Hal ini menanggapi perombakan jajaran direksi Pertamina pada Jumat pekan lalu. Selain Elia Massa Manik yang dicopot dari jabatan Direktur Utama, ada empat direktur yang diganti melalui Rapat Umum Pemegang Saham Luar Biasa perusahaan pelat merah itu. Untuk sementara, Kementerian BUMN menunjuk Nicke Widyawati sebagai pelaksana tugas Direktur Utama sekaligus Direktur SDM.
Romadhon berharap dengan pergantian jajaran direksi itu bakal membawa pengelolaan Pertamina yang lebih independen dan fokus untuk meningkatkan pelayanan terhadap masyarakat. “Saya yakin, bila Pertamina dikelola secara fokus dan independen, akan jauh lebih baik, dan bisa perusahaan akan menjadi lebih besar dan kuat,” katanya.

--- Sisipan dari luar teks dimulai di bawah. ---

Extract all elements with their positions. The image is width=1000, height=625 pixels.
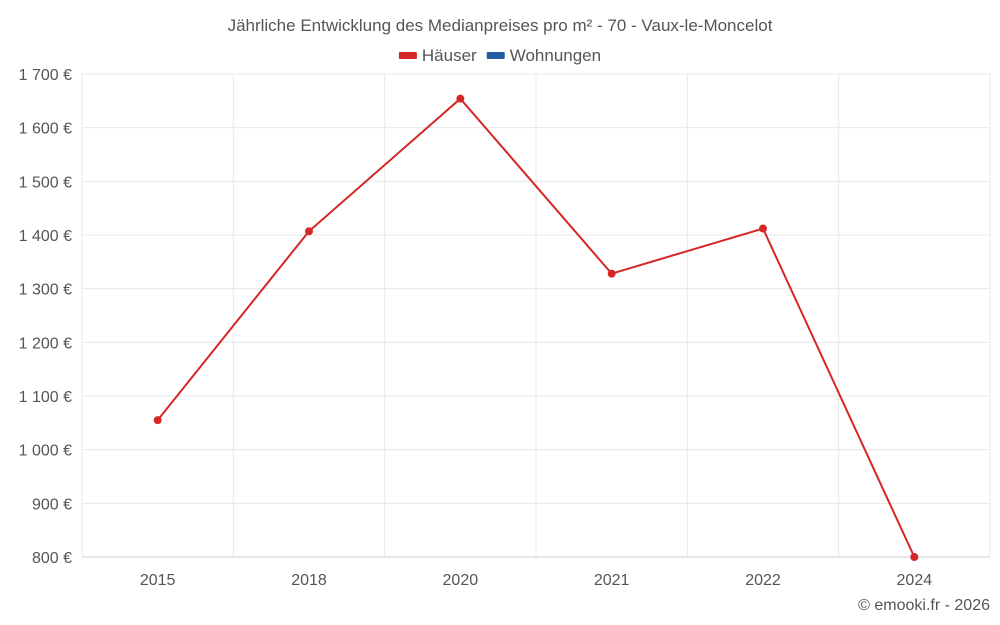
x-tick-label: 2015 — [140, 572, 176, 589]
x-tick-label: 2020 — [443, 572, 479, 589]
x-tick-label: 2021 — [594, 572, 630, 589]
points-layer — [153, 94, 919, 561]
data-point[interactable] — [456, 94, 465, 103]
x-tick-label: 2024 — [897, 572, 933, 589]
data-point[interactable] — [759, 224, 767, 233]
legend-item[interactable]: Häuser — [398, 46, 477, 65]
y-tick-label: 1 100 € — [19, 389, 72, 406]
y-tick-label: 1 500 € — [19, 174, 72, 191]
x-tick-label: 2018 — [291, 572, 327, 589]
grid-layer — [81, 73, 991, 557]
series-layer — [156, 97, 916, 558]
legend: Häuser Wohnungen — [398, 46, 601, 65]
data-point[interactable] — [305, 227, 313, 236]
y-tick-label: 1 400 € — [19, 228, 72, 245]
y-tick-label: 800 € — [32, 550, 72, 567]
data-point[interactable] — [910, 553, 919, 561]
legend-swatch — [486, 52, 505, 59]
data-point[interactable] — [607, 269, 616, 278]
chart-title: Jährliche Entwicklung des Medianpreises … — [228, 16, 773, 35]
legend-label: Häuser — [422, 46, 477, 65]
legend-swatch — [398, 52, 417, 59]
axis-layer: 800 € 900 € 1 000 € 1 100 € 1 200 € 1 300 € 1 … — [19, 67, 990, 589]
credit-text: © emooki.fr - 2026 — [858, 597, 990, 614]
y-tick-label: 1 600 € — [19, 121, 72, 138]
legend-label: Wohnungen — [510, 46, 601, 65]
y-tick-label: 1 000 € — [19, 443, 72, 460]
data-point[interactable] — [153, 416, 162, 425]
y-tick-label: 900 € — [32, 496, 72, 513]
x-tick-label: 2022 — [745, 572, 781, 589]
y-tick-label: 1 200 € — [19, 335, 72, 352]
y-tick-label: 1 300 € — [19, 282, 72, 299]
series-line-häuser — [156, 97, 916, 558]
legend-item[interactable]: Wohnungen — [486, 46, 601, 65]
y-tick-label: 1 700 € — [19, 67, 72, 84]
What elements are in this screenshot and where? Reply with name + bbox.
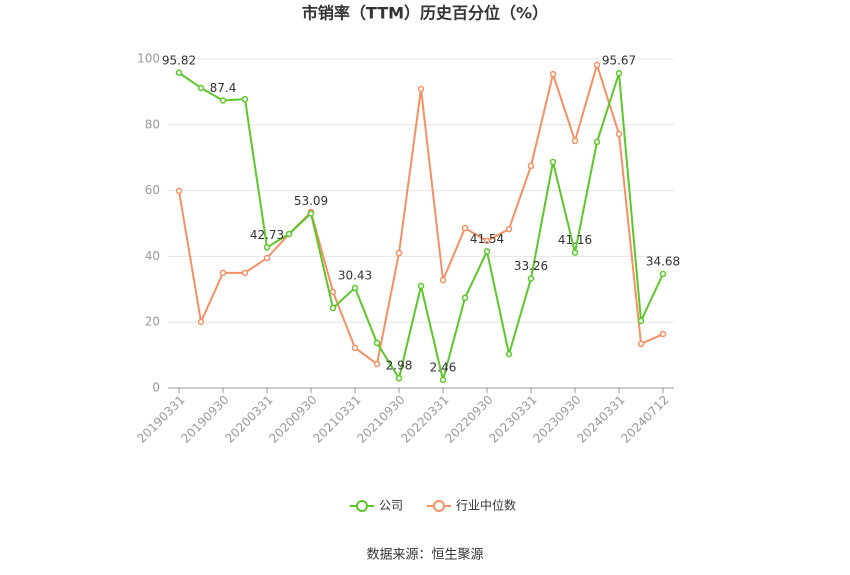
point	[527, 275, 535, 282]
point	[197, 318, 205, 326]
point	[593, 138, 601, 146]
point	[549, 70, 557, 78]
y-tick-label: 60	[145, 183, 160, 197]
point	[549, 158, 557, 166]
data-label: 41.54	[470, 232, 504, 246]
data-label: 33.26	[514, 259, 548, 273]
point	[197, 84, 205, 92]
data-label: 95.82	[162, 53, 196, 67]
point	[395, 249, 403, 257]
point	[219, 269, 227, 277]
point	[461, 294, 469, 302]
point	[241, 95, 249, 103]
data-label: 30.43	[338, 268, 372, 282]
y-tick-label: 40	[145, 249, 160, 263]
point	[571, 249, 579, 256]
point	[593, 61, 601, 69]
point	[637, 317, 645, 325]
point	[373, 339, 381, 347]
point	[505, 225, 513, 233]
point	[285, 230, 293, 238]
point	[659, 270, 667, 278]
point	[571, 137, 579, 145]
y-tick-label: 0	[152, 381, 160, 395]
point	[263, 254, 271, 262]
point	[483, 237, 491, 245]
data-label: 87.4	[210, 81, 237, 95]
point	[417, 85, 425, 93]
data-label: 95.67	[602, 54, 636, 68]
point	[659, 330, 667, 338]
point	[439, 376, 447, 384]
legend-label: 行业中位数	[456, 498, 516, 513]
point	[175, 187, 183, 195]
series-line	[178, 71, 664, 381]
data-label: 34.68	[646, 254, 680, 268]
y-tick-label: 80	[145, 117, 160, 131]
data-label: 41.16	[558, 233, 592, 247]
point	[483, 248, 491, 255]
point	[373, 360, 381, 368]
legend-label: 公司	[379, 499, 403, 513]
point	[461, 224, 469, 232]
point	[615, 130, 623, 138]
point	[219, 97, 227, 104]
point	[329, 304, 337, 312]
data-label: 42.73	[250, 228, 284, 242]
point	[263, 244, 271, 251]
chart-title: 市销率（TTM）历史百分位（%）	[302, 4, 548, 23]
point	[307, 210, 315, 217]
point	[417, 282, 425, 290]
x-tick-label: 20240712	[619, 393, 672, 446]
legend-marker	[433, 500, 445, 512]
data-label: 2.46	[430, 360, 457, 374]
data-label: 2.98	[386, 359, 413, 373]
point	[615, 69, 623, 77]
point	[505, 350, 513, 358]
source: 数据来源：恒生聚源	[366, 548, 483, 563]
y-tick-label: 100	[137, 52, 160, 66]
point	[439, 276, 447, 284]
point	[175, 69, 183, 77]
data-label: 53.09	[294, 194, 328, 208]
y-tick-label: 20	[145, 315, 160, 329]
point	[637, 340, 645, 348]
series-line	[178, 61, 664, 366]
point	[351, 284, 359, 292]
point	[527, 162, 535, 170]
legend-marker	[356, 500, 368, 512]
point	[241, 269, 249, 277]
point	[329, 288, 337, 296]
point	[395, 374, 403, 382]
point	[351, 344, 359, 352]
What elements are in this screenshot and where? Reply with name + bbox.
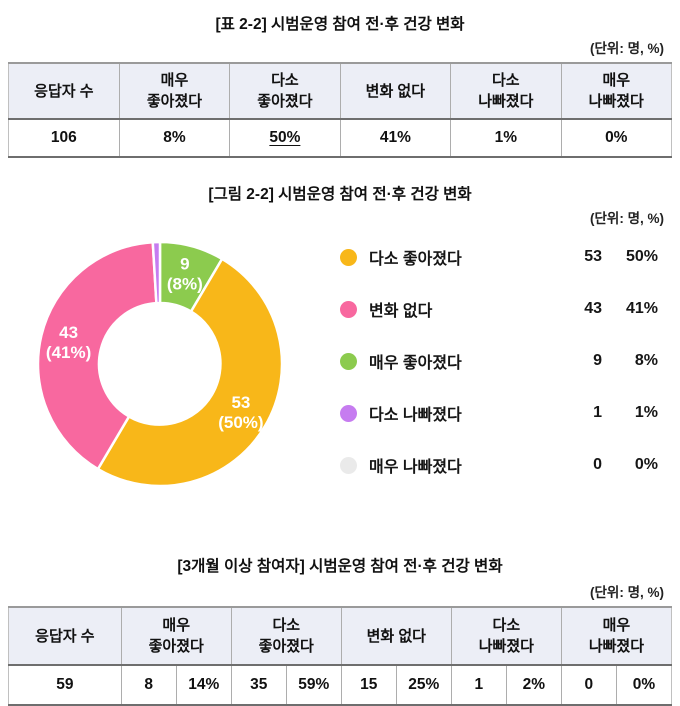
- donut-chart-container: 9 (8%) 53 (50%) 43 (41%): [0, 233, 330, 500]
- table2-data-row: 59 8 14% 35 59% 15 25% 1 2% 0 0%: [9, 665, 672, 705]
- header-no-change: 변화 없다: [340, 607, 452, 666]
- report-page: [표 2-2] 시범운영 참여 전·후 건강 변화 (단위: 명, %) 응답자…: [0, 14, 680, 706]
- donut-slice: [36, 240, 158, 471]
- value-cell: 50%: [229, 119, 341, 157]
- percent-cell: 0%: [615, 665, 672, 705]
- percent-cell: 25%: [395, 665, 452, 705]
- legend-row: 변화 없다 43 41%: [340, 298, 658, 320]
- respondents-count-cell: 59: [56, 676, 74, 693]
- underlined-value: 50%: [269, 129, 301, 146]
- donut-chart: 9(8%) 53(50%) 43(41%): [36, 240, 284, 488]
- count-cell: 8: [120, 665, 177, 705]
- table1-title: [표 2-2] 시범운영 참여 전·후 건강 변화: [215, 16, 465, 33]
- legend-label: 변화 없다: [369, 303, 433, 320]
- header-respondents: 응답자 수: [8, 63, 120, 120]
- legend-percent: 50%: [625, 248, 658, 265]
- slice-label: (50%): [218, 413, 263, 432]
- figure-unit-label: (단위: 명, %): [589, 211, 664, 226]
- legend-color-dot: [340, 352, 357, 370]
- figure-title: [그림 2-2] 시범운영 참여 전·후 건강 변화: [208, 186, 472, 203]
- legend-count: 1: [593, 404, 602, 421]
- legend-count: 53: [584, 248, 602, 265]
- header-somewhat-worse: 다소 나빠졌다: [450, 63, 562, 120]
- header-somewhat-better: 다소 좋아졌다: [230, 607, 342, 666]
- header-much-better: 매우 좋아졌다: [118, 63, 230, 120]
- legend-percent: 8%: [634, 352, 658, 369]
- donut-slice: [96, 257, 284, 488]
- legend-color-dot: [340, 404, 357, 422]
- table1-unit-label: (단위: 명, %): [589, 41, 664, 56]
- header-much-worse: 매우 나빠졌다: [560, 607, 672, 666]
- count-cell: 1: [450, 665, 507, 705]
- percent-cell: 14%: [175, 665, 232, 705]
- legend-percent: 41%: [625, 300, 658, 317]
- legend-count: 0: [593, 456, 602, 473]
- header-respondents: 응답자 수: [8, 607, 122, 666]
- table1-data-row: 106 8% 50% 41% 1% 0%: [9, 119, 672, 157]
- donut-slice: [151, 240, 162, 305]
- legend-label: 다소 좋아졌다: [369, 251, 462, 268]
- value-cell: 0%: [560, 119, 672, 157]
- legend-color-dot: [340, 456, 357, 474]
- figure-chart-row: 9 (8%) 53 (50%) 43 (41%) 다소 좋아졌다 53 50% 변화 없다…: [0, 233, 680, 506]
- legend-label: 매우 나빠졌다: [369, 459, 462, 476]
- percent-cell: 59%: [285, 665, 342, 705]
- header-somewhat-worse: 다소 나빠졌다: [450, 607, 562, 666]
- percent-cell: 2%: [505, 665, 562, 705]
- count-cell: 15: [340, 665, 397, 705]
- respondents-count-cell: 106: [50, 129, 77, 146]
- value-cell: 8%: [118, 119, 230, 157]
- legend-row: 다소 나빠졌다 1 1%: [340, 402, 658, 424]
- header-much-better: 매우 좋아졌다: [120, 607, 232, 666]
- table2-header-row: 응답자 수 매우 좋아졌다 다소 좋아졌다 변화 없다 다소 나빠졌다 매우 나빠졌다: [8, 607, 672, 666]
- value-cell: 1%: [450, 119, 562, 157]
- legend-label: 다소 나빠졌다: [369, 407, 462, 424]
- slice-label: 43: [59, 323, 78, 342]
- legend-percent: 0%: [634, 456, 658, 473]
- legend-label: 매우 좋아졌다: [369, 355, 462, 372]
- table2-unit-label: (단위: 명, %): [589, 585, 664, 600]
- value-cell: 41%: [339, 119, 451, 157]
- legend-percent: 1%: [634, 404, 658, 421]
- count-cell: 0: [560, 665, 617, 705]
- table1-header-row: 응답자 수 매우 좋아졌다 다소 좋아졌다 변화 없다 다소 나빠졌다 매우 나빠졌다: [8, 63, 672, 120]
- legend-color-dot: [340, 248, 357, 266]
- header-much-worse: 매우 나빠졌다: [560, 63, 672, 120]
- legend-row: 매우 나빠졌다 0 0%: [340, 454, 658, 476]
- legend-count: 43: [584, 300, 602, 317]
- slice-label: 53: [231, 393, 250, 412]
- table1: 응답자 수 매우 좋아졌다 다소 좋아졌다 변화 없다 다소 나빠졌다 매우 나빠졌다 …: [8, 62, 672, 158]
- legend-count: 9: [593, 352, 602, 369]
- legend-row: 다소 좋아졌다 53 50%: [340, 246, 658, 268]
- header-no-change: 변화 없다: [339, 63, 451, 120]
- chart-legend: 다소 좋아졌다 53 50% 변화 없다 43 41% 매우 좋아졌다 9 8%…: [330, 233, 680, 506]
- slice-label: 9: [180, 254, 189, 273]
- legend-color-dot: [340, 300, 357, 318]
- slice-label: (41%): [46, 343, 91, 362]
- count-cell: 35: [230, 665, 287, 705]
- table2-title: [3개월 이상 참여자] 시범운영 참여 전·후 건강 변화: [177, 558, 503, 575]
- slice-label: (8%): [167, 274, 203, 293]
- header-somewhat-better: 다소 좋아졌다: [229, 63, 341, 120]
- table2: 응답자 수 매우 좋아졌다 다소 좋아졌다 변화 없다 다소 나빠졌다 매우 나빠졌다 …: [8, 606, 672, 706]
- legend-row: 매우 좋아졌다 9 8%: [340, 350, 658, 372]
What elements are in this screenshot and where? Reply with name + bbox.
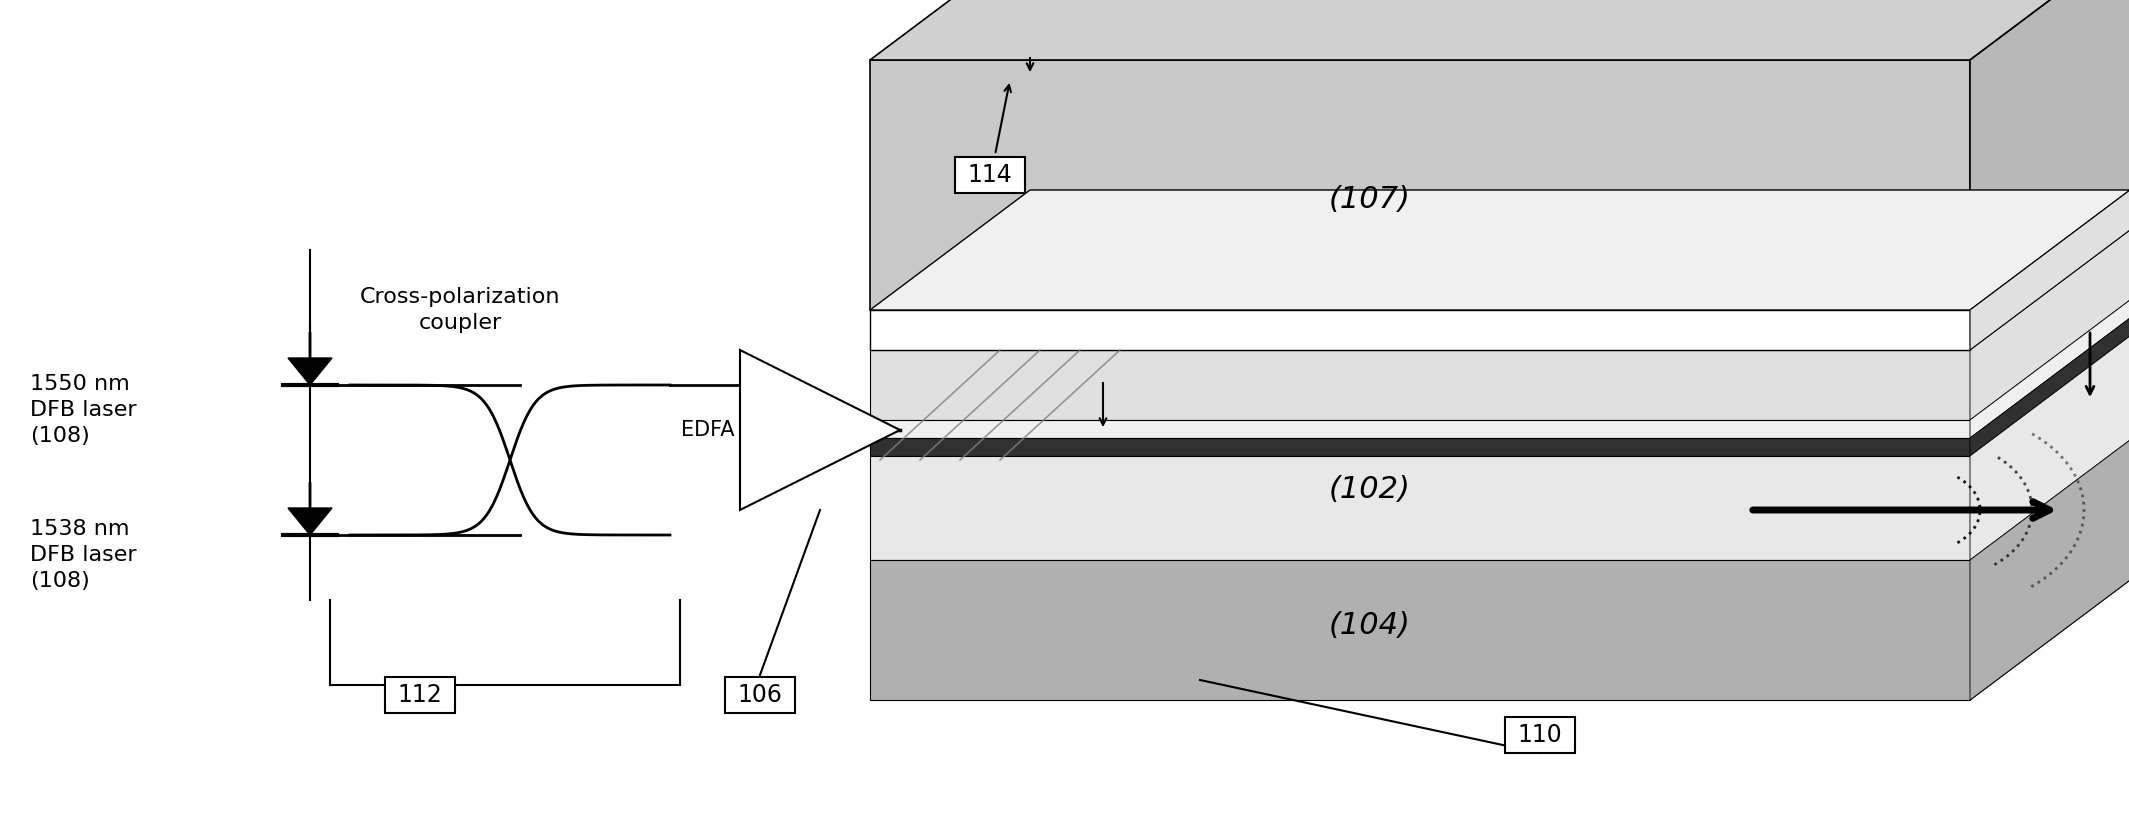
- Polygon shape: [1969, 230, 2129, 700]
- Polygon shape: [1969, 318, 2129, 456]
- Text: 106: 106: [737, 683, 783, 707]
- Polygon shape: [871, 456, 1969, 560]
- Text: (107): (107): [1328, 186, 1412, 215]
- Polygon shape: [1969, 300, 2129, 438]
- Polygon shape: [871, 420, 1969, 438]
- Polygon shape: [871, 310, 1969, 350]
- Polygon shape: [871, 190, 2129, 310]
- FancyBboxPatch shape: [956, 157, 1024, 193]
- Polygon shape: [1969, 0, 2129, 310]
- Text: 112: 112: [398, 683, 443, 707]
- Text: EDFA: EDFA: [681, 420, 735, 440]
- Polygon shape: [871, 230, 2129, 350]
- Polygon shape: [871, 60, 1969, 310]
- Text: 114: 114: [967, 163, 1013, 187]
- Polygon shape: [871, 560, 1969, 700]
- Text: 1550 nm
DFB laser
(108): 1550 nm DFB laser (108): [30, 374, 136, 447]
- Text: Cross-polarization
coupler: Cross-polarization coupler: [360, 287, 560, 333]
- Polygon shape: [871, 0, 2129, 60]
- Polygon shape: [1969, 230, 2129, 420]
- Polygon shape: [1969, 336, 2129, 560]
- Polygon shape: [871, 438, 1969, 456]
- Polygon shape: [287, 508, 332, 535]
- Text: (104): (104): [1328, 611, 1412, 640]
- Text: 110: 110: [1518, 723, 1563, 747]
- FancyBboxPatch shape: [1505, 717, 1575, 753]
- Polygon shape: [1969, 190, 2129, 350]
- Polygon shape: [1969, 440, 2129, 700]
- FancyBboxPatch shape: [726, 677, 794, 713]
- Polygon shape: [287, 358, 332, 385]
- Polygon shape: [871, 350, 1969, 420]
- FancyBboxPatch shape: [385, 677, 456, 713]
- Text: (102): (102): [1328, 476, 1412, 504]
- Text: 1538 nm
DFB laser
(108): 1538 nm DFB laser (108): [30, 518, 136, 592]
- Polygon shape: [741, 350, 901, 510]
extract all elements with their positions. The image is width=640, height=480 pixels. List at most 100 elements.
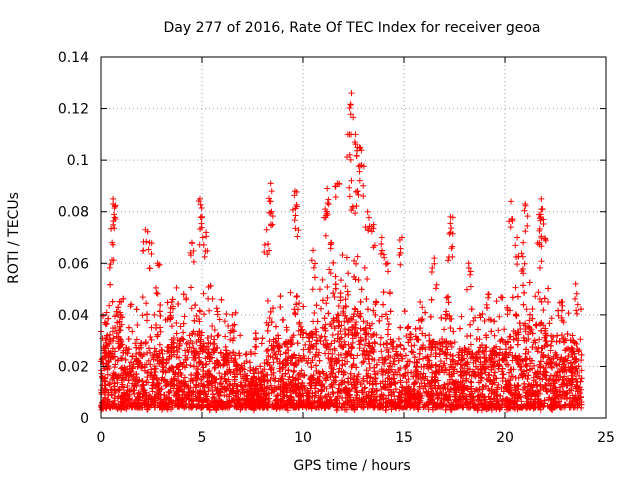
data-point bbox=[322, 337, 329, 344]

Menurut Romadhon, Pertamina harus mendapatkan keleluasaan untuk bisa mengelola usahanya dengan lebih baik dan profesional tanpa campur tangan dari siapa pun. Begitu juga dengan pemerintah, harus meningkatkan fungsi pengawasannya, sehingga stabilitas BBM bisa terjaga dengan lebih baik.
“Kedepan, Pertamina harus dikelola oleh orang yang benar-benar profesional di bidangnya, tanpa intervensi dan campur tangan politik dari pihak manapun. Sehingga berbagai persoalan BBM dan gas termasuk upaya pengendalian distribusi, juga terlaksana secara baik dan bijak,” ucapnya.
Saat ini, tambah dia, distribusi BBM dan berjalan cukup baik, kendati sebelumnya sempat terjadi kelangkaan, karena Pertamina harus mengendalikan distribusi. “Menurut Pertamina, kelangkaan yang terjadi selama ini bukan pengurangan stok, tetapi pengendalian distribusi untuk BBM bersubsidi,” tuturnya.